Kedua, RUU BHP hanya mengatur fungsi organ-ogan "BHP". Organ-Organ tersebut adalah
1) organ yang merepresentasikan pemangku kepentingan (stakeholders) pendidikan sebagai pemegang kekuasaan tertinggi,
2) satuan pendidikan,
3) lembaga audit,
4) embaga pendidik. Nama wadah/ lembaga-lembaga itu diatur dalam AD/ART masing-masing badan hukum pendidikan.
Ketiga, prinsip yang harus diatur dengan jelas adalah otonomi pada satuan pendidikan (otonomi perguruan tinggi dan manajemen berbasis sekolah), akuntabilitas keuangan dan akuntabilitas akademik sebagai bentuk pertanggungjawaban layanan kepada pemangku kepentingan pendidikan. Keempat, menambahkan satu bagian/bab tentang pendanaan yang menjelaskan bahwa pendidikan tanggung jawab negara dengan membuka partisipasi masyarakat. Kelima, pemisahan aset pemerintah dalam badan hukum pendidikan pemerintah dan kaitannya dengan APBN dan pengawasan keuangan negara akan dibicarakan tersendiri dengan melibatkan Menteri Keuangan.

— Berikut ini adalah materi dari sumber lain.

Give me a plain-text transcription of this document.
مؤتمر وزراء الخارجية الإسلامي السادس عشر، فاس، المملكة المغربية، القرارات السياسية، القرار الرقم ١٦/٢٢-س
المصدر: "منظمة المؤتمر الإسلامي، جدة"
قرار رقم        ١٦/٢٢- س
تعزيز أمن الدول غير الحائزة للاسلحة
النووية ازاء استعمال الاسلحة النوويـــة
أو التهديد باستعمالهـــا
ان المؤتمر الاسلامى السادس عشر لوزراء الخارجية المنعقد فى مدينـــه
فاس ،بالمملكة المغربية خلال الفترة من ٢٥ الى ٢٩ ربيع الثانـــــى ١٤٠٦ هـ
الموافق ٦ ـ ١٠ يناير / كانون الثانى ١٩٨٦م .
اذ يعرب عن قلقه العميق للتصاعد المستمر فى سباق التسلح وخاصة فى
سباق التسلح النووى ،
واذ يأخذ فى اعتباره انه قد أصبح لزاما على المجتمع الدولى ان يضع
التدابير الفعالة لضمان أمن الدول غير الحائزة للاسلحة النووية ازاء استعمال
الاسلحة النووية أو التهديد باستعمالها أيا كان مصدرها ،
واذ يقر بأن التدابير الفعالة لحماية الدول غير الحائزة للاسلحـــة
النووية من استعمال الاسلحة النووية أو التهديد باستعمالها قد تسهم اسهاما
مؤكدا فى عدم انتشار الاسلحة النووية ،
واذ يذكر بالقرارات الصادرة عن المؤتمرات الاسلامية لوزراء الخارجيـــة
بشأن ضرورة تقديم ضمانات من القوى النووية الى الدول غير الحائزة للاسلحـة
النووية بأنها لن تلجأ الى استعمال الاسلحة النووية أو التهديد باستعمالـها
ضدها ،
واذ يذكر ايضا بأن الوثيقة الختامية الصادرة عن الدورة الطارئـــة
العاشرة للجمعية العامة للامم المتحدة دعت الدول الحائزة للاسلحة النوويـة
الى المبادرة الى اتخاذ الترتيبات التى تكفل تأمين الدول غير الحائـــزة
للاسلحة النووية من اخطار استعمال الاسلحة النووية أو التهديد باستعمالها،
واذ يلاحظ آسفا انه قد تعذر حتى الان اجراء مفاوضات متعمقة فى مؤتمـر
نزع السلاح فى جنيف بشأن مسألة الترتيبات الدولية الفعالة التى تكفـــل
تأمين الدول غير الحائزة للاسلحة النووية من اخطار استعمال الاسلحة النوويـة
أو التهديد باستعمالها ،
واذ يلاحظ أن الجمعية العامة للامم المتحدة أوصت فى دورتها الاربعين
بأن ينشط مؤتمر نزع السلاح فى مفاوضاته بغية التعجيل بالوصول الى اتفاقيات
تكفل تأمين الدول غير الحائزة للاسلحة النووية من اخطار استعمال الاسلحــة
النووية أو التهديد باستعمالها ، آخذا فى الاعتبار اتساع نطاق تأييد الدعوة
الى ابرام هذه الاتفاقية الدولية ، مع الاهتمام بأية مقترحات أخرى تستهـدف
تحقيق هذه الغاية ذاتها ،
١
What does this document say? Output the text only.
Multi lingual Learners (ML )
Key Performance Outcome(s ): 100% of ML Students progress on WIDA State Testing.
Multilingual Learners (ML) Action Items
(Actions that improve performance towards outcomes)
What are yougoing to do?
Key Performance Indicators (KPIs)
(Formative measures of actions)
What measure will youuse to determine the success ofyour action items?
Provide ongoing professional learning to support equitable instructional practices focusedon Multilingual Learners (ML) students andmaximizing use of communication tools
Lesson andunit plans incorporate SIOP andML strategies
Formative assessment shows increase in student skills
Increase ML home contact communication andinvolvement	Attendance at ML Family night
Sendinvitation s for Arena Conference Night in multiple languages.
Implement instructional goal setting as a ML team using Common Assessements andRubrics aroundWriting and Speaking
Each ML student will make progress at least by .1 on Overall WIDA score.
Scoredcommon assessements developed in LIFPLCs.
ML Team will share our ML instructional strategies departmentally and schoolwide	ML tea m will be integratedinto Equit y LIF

Kelima butir kesepakatan ini diharapkan bisa meredakan penolakan oleh masyarakat. Memang ada kekhawatiran beberapa kalangan, khususnya mahasiswa dan beberapa yayasan bahwa dengan diterapkannya BHP akan terjadi liberalisasi dan komersialisasi pendidikan. Kekhawatiran ini sebetulnya bisa diatasi dengan memasukkan prinsip-prinsip pendidikan seperti nirlaba, adil, akuntabilitas, transparansi, serta diakuinya eksistensi yayasan. Bahwa masih ada yang berkeberatan terhadap isi RUU BHP, seperti, pada naskah RUU awal terasa wajar. Memang, pada naskah awal seperti yang diusulkan pemerintah terdapat indikasi: terjadi liberalisasi dan komersialisasi pendidikan karena mengurangi peran negara dalam pendanaan, menghilangkan hak sejarah yayasan, melanggar hak asasi yayasan, tidak sesuai dengan amanat UU No. 20 Tahun 2003 tentang Sisdiknas, sangat etatis, antikebinekaan, memuat prinsip nirlaba yang kontradiktif, terdapat kekacauan hukum, berpotensi menurunkan mutu pendidikan, berpotensi menimbulkan kekacauan dan kemandegan pendidikan, membahayakan proses mencerdaskan bangsa, dan lain-lain.


Dilawan Sejak Konsep
Secara historis, sebulan setelah permohonan judicial review (uji materi) terhadap Pasal 53 ayat (1) UU No 20/2003 tentang Sisdiknas ditolak Mahkamah Konstitusi (MK) maka keluar Surat Presiden No: R-14/Pres/03/2007 tgl 21 Maret 2007. Surat ini menugaskan Menteri Pendidikan Nasional dan Menteri Hukum dan Hak Asasi Manusia untuk mewakili Presiden dalam pembahasan RUU BHP bersama DPR.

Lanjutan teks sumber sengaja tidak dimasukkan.